Ten things to do in South Devon, the British Riviera

Whoever turns their nose up at the British seaside, point them no further than South Devon, aptly named the British Riviera. With charming little towns such as Torquay Paignton and Brixham, miles of coastal walks and endless beaches, it makes for a idyllic staycation.

Incredibly it took me two decades in the UK before I made my way down South over Easter for a weekend getaway. To be honest, I am still mortified it took me so long to discover Devon. With insatiable appetite to make up for lost time we packed as much as we could into three days.

Considering it was a drizzly Easter break and much quieter than it would normally have been, there was surprisingly plenty to do. Sadly, still a lot we didn’t get around to. Which always makes for the perfect excuse to plan another trip soon.

Take the Babbacombe Cliff Railway

Don’t be fooled by the name, this is essentially a cable ride from Babbacombe down to the picturesque Oddicombe Beach. Built in 1926, the Babbacombe Cliff Railway has shuttled hundreds of thousands of holiday makers to and from the beach in over 90 years of service.

Spend an afternoon on Oddicombe Beach

After spending £2.80 on what could potentially be the world’s shortest cable car ride, you might as well make the most of it on Oddicombe Beach. Nestled at the bottom of red sandstone cliffs Oddicombe Beach is a sheltered haven for those looking for a relaxing day out. There are deck chairs for those seeking down time and water sports equipment for hire for the sporty bunch. Doggo Doodles spent the afternoon here chasing balls big and small and getting chased by the persistent suitor Teddy the Cockapoo.

Go shopping in St Marychurch 

Just not on a Sunday like we did. This delightful pedestrianised precinct is home to independently owned boutiques, family-run businesses and quaint cafes and is a must for anyone looking to get Instagram worthy shots in Babbacombe.

Mingle with the locals

With Doodles in tow, it is hard not to. Walking around town we bumped into a Labradoodle owner. While talking about all things doodley, we couldn’t help but notice her mesmerising eyes. Mr O took the plunge and asked if we could take a picture of her and she graciously agreed.

Get a room at The Imperial 

Torquay makes the perfect base for a South Devon staycation, surrounded with coastal walks and a short drive to surrounding towns and villages. If you’re after Victorian grandeur and 360 degree seascapes, look no further than The Imperial. This magnificent 19th Century Victorian four-star hotel commands a cliff top position, overlooking Torbay and the beautiful Devon coast. Opt for a garden room with sea views and you will be treated to glorious views of the coast and the Torquay Marina.

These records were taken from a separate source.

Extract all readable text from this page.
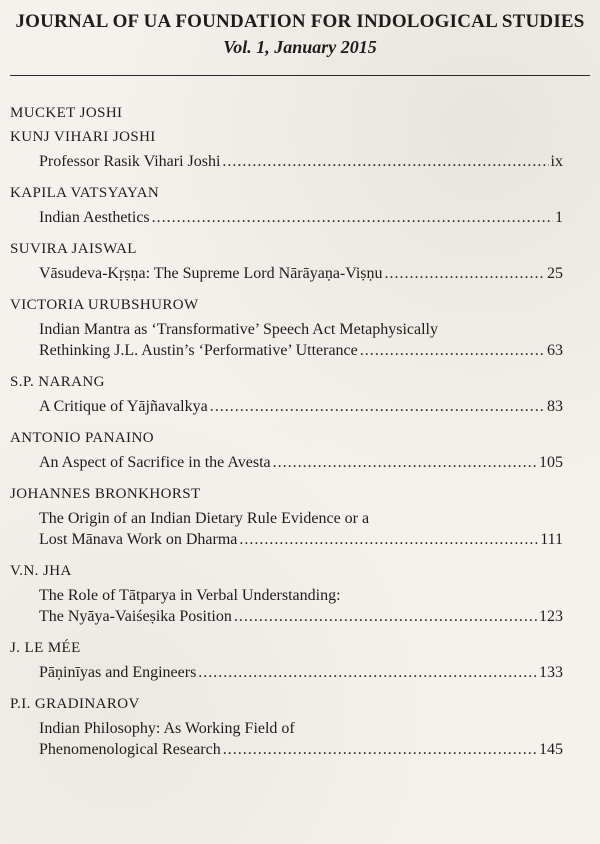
JOURNAL OF UA FOUNDATION FOR INDOLOGICAL STUDIES
Vol. 1, January 2015
MUCKET JOSHI
KUNJ VIHARI JOSHI
Professor Rasik Vihari Joshi .....	ix
KAPILA VATSYAYAN
Indian Aesthetics .....	1
SUVIRA JAISWAL
Vāsudeva-Kṛṣṇa: The Supreme Lord Nārāyaṇa-Viṣṇu .....	25
VICTORIA URUBSHUROW
Indian Mantra as ‘Transformative’ Speech Act Metaphysically
Rethinking J.L. Austin’s ‘Performative’ Utterance .....	63
S.P. NARANG
A Critique of Yājñavalkya .....	83
ANTONIO PANAINO
An Aspect of Sacrifice in the Avesta .....	105
JOHANNES BRONKHORST
The Origin of an Indian Dietary Rule Evidence or a
Lost Mānava Work on Dharma .....	111
V.N. JHA
The Role of Tātparya in Verbal Understanding:
The Nyāya-Vaiśeṣika Position .....	123
J. LE MÉE
Pāṇinīyas and Engineers .....	133
P.I. GRADINAROV
Indian Philosophy: As Working Field of
Phenomenological Research .....	145
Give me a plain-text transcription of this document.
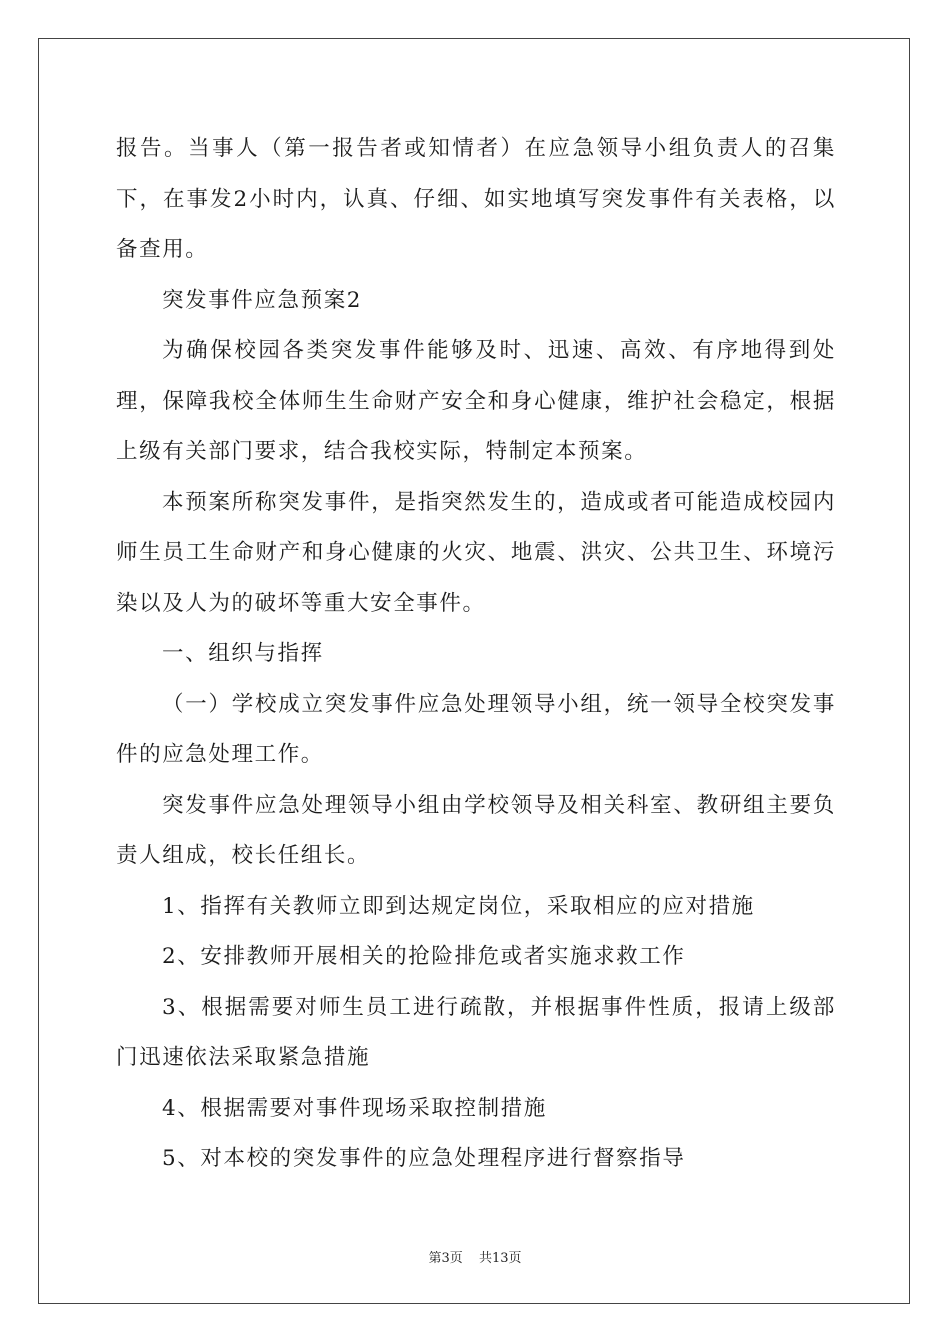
报告。当事人（第一报告者或知情者）在应急领导小组负责人的召集下，在事发2小时内，认真、仔细、如实地填写突发事件有关表格，以备查用。

突发事件应急预案2

为确保校园各类突发事件能够及时、迅速、高效、有序地得到处理，保障我校全体师生生命财产安全和身心健康，维护社会稳定，根据上级有关部门要求，结合我校实际，特制定本预案。

本预案所称突发事件，是指突然发生的，造成或者可能造成校园内师生员工生命财产和身心健康的火灾、地震、洪灾、公共卫生、环境污染以及人为的破坏等重大安全事件。

一、组织与指挥

（一）学校成立突发事件应急处理领导小组，统一领导全校突发事件的应急处理工作。

突发事件应急处理领导小组由学校领导及相关科室、教研组主要负责人组成，校长任组长。

1、指挥有关教师立即到达规定岗位，采取相应的应对措施

2、安排教师开展相关的抢险排危或者实施求救工作

3、根据需要对师生员工进行疏散，并根据事件性质，报请上级部门迅速依法采取紧急措施

4、根据需要对事件现场采取控制措施

5、对本校的突发事件的应急处理程序进行督察指导

第3页 共13页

Take a sunset walk on the Torquay seafront

Even the locals are not keen on scant shopping option Torquay has to offer but one thing undebatable is its central location to coastal walks and delightful sand beaches such as Meadfoot Beach. While the rain didn’t allow us to explore either, we got to enjoy a sunset walk on the promenade taking in the view. For those keen on sea life, right by the marina on Beacon Bay is Living Coasts. It is the UK’s only coastal zoo which is home to a variety of marine species from around the world including seals, penguins, otters, and fish.

Take a photo walk around Brixham 

For me, the biggest revelation the British Riviera had to offer was the quaint fishing village of Brixham. Imagine boats and trawlers weaving in and out of the harbour, delivering fresh fish, candy coloured cottages stacked up on the clifftops tiny little stairways leading up the hillside, independent boutique and coffeeshops lining the seafront, a world away from the generic brand names on the high street inland, the squawk of the seagulls, the smell of salt in the air. Sadly, we spent a drizzly, drab afternoon trying to discover as much of Brixham. If anything, it was a great excuse to come back again in summer.

Stock up on Omega 3

Get a load of that Omega goodness. You are on the Seafood Coast of England after all.

At down-to-earth Below Decks in Torquay I opted for mussels and calamari while Mr O ordered fish and chips.

At the hipster Rockfish in Brixham, touted as the closest restaurant to the source of fish in the UK, we had to sample the catch of the day: mackerel, grilled and served with unlimited fresh cut chips.

 Have Devon cream tea or a Full English

You can’t come all the way to South Devon and not have some Devon cream tea. You can actually, if you’re more of a coffee drinker. Make like us and order a Full English locally sourced and served all day in most of the region’s many tea rooms. You are spoilt for choice of course but one you should check out is Angels Tea Rooms which has on offer delicious grub and delightful views of the Devon coast.

Leave Totnes for another (sunnier) day

When staycationing, you’ve got to be realistic about how much time you have on your hands. Our quest for fresh, locally sourced cheese took us to Totnes. Sitting in the heart of South Devon on the banks of the River Dart, Totnes is an old market town renowned now for its lively and diverse community and relaxed atmosphere. Sadly we couldn’t explore this lovely little gem to our heart’s content but left fairly contended knowing we would soon be back.